VALLESAUGLIO – «Un libro sulla storia di una vita scritto da uno che non ha mai frequentato una vera scuola». Inizia così il libro di Nico Bosa, artigiano, operaio e mille altre cose che a settembre ha pubblicato la storia di un uomo che presenta un vero e proprio “Difetto di fabbrica”: Nico ci scherza sopra. Scherza su tutte le marachelle fatte fin da piccolo: «Era come se avessi qualcosa che mi faceva sempre finire nei guai. Ma me la sono sempre cavata. Sono venuto al mondo il primo di luglio del 1938 all’ospedale di Motta di Livenza in provincia di Treviso.
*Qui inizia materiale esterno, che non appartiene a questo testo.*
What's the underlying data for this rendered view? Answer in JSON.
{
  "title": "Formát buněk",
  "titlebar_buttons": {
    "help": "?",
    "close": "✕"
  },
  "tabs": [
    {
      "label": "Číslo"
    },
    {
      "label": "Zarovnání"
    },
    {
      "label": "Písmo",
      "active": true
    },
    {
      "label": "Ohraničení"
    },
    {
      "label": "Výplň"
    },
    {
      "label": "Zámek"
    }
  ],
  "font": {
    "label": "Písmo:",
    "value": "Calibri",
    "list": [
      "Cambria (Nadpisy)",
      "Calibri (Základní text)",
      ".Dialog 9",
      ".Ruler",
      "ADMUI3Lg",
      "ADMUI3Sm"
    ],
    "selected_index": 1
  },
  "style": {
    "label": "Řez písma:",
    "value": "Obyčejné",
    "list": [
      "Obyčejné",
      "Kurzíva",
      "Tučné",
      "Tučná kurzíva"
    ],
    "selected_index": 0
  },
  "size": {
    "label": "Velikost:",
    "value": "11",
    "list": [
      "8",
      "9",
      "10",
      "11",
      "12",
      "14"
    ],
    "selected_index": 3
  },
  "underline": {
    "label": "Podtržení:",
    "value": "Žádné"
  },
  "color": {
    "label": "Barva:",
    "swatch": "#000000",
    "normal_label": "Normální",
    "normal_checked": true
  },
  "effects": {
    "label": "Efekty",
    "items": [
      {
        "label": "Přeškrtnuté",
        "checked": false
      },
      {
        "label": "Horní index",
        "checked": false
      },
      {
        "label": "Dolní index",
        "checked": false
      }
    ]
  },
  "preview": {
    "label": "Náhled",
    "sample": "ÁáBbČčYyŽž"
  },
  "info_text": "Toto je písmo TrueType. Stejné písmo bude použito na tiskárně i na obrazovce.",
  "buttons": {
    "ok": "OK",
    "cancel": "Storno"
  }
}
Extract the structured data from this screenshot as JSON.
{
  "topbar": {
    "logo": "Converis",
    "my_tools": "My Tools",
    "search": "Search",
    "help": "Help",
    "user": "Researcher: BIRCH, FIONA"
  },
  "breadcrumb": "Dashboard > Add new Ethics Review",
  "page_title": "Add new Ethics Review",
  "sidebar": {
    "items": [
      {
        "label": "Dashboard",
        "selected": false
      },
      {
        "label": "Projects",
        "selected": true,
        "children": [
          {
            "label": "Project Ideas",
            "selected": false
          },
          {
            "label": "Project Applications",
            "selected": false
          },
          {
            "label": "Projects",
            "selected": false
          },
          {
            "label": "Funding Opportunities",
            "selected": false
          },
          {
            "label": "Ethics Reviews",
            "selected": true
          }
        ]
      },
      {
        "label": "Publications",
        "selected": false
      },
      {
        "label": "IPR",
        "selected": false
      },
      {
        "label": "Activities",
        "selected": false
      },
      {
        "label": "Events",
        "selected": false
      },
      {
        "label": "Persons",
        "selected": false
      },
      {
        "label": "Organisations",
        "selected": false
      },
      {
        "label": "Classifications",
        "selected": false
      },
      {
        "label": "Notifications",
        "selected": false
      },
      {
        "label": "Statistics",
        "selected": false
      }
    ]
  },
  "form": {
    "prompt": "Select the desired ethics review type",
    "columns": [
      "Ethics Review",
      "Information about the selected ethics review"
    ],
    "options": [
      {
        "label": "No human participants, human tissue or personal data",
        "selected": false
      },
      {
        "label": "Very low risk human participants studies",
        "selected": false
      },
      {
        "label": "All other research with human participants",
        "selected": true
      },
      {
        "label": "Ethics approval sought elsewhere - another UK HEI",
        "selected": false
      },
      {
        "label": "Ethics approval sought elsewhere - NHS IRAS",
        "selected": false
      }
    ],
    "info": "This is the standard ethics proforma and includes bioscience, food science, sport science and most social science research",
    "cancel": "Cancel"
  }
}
L’abitazione della mia numerosa famiglia era una piccola, modesta casetta e si trovava a Campo di Pietra nella frazione Salgareda, sempre nella provincia di Treviso.
Sono l’ultimo di otto fratelli più la mia unica sorella Milla, nata nel 1943. Il nome di battesimo Milla le fu dato in ricordo di nostro fratello Millo il quale fu alpino nella brigata Julia, caduto in Russia o meglio congelato e ucciso dal grande freddo intorno al 23 gennaio del 1943, la data è approssimativa. Non avemmo alcuna notizia di lui fin dal 1941. Il ricordo evanescente di Millo rimane fermo nella mia memoria ad un solo istante: era tornato a casa per salutare papà, mamma e anche noi fratelli perché avrebbe dovuto ripartire subito senza conoscere la futura destinazione…. Di Millo ricordo solo che mi prendeva in braccio, mi lanciava in alto e ricadevo felice fra le sue forti braccia». Classe 1938 e penultimo di dieci figli. Emigrato con la sua numerosa famiglia agli inizi degli anni ’50 da un anonimo paesello della provincia di Treviso, approdato a valle Sauglio (Trofarello) dove ha messo radici definitive, Nico Bosa, in poche intense e appassionate pagine, descrive la sua movimentata vita di adolescente.
«Nico descrive episodi del suo travagliato trascorso con entusiasmo e freschezza, sebbene egli ci tenga a ribadire che è “uno che non ha mai frequentato una vera scuola” – spiega Michele Di Girolamo che ha curato la presentazione delle 50 pagine raccolte in un volumetto snello e veloce da leggere – Giunto all’età matura di 74 anni, Nico, ha avuto lo spirito e la caparbietà di prendere carta e penna e imprimere i ricordi del passato, che non sono solo i suoi, ma quelli di una intera generazione. Nico ha avuto la forza di rievocare la memoria, di tornare indietro e farla riemergere, di raccontarla e comunicarla.
La memoria significa non solo custodire ma anche elaborare un ricordo e Nico Bosa ha fotografato con limpida chiarezza gli anni che qui di seguito egli rievoca.
Nel breve scritto, Bosa, ci fa conoscere un’incredibile quantità di episodi da lui vissuti: alcuni curiosi, altri allegri e spassosi, altri ancora drammatici, senza mai recriminare le amarezze e le tribolazioni passate.
Attraverso gli episodi descritti, Nico non vuole ricordare solo singoli scorci del suo passato giovanile, ma fotografare con lucidità invidiabile anche la società in cui visse a quell’epoca.
L’episodio, forse il più avvincente, è quello che: “poco più che bambino, gli furono affidate quindici vacche da custodire in un prato nei pressi della ferrovia. Nico era scalzo, calcava un cappellino sulla testa per ripararsi dal sole e brandiva un ruvido bastone da pastorello; un treno merci si fermò li vicino in attesa del semaforo verde e Nico non ci pensò due volte ad arrampicarsi e a cavalcare un respingente dell’ultimo vagone. Il treno ripartì e Nico rimase a cavalcioni del respingente fino al capolinea… la stazione di Torino Lingotto”
Nico Bosa, con coraggio e generosità, si propone come guida e interprete di coloro i quali vorrebbero raccontarsi e non hanno magari il tempo e le occasioni per farlo».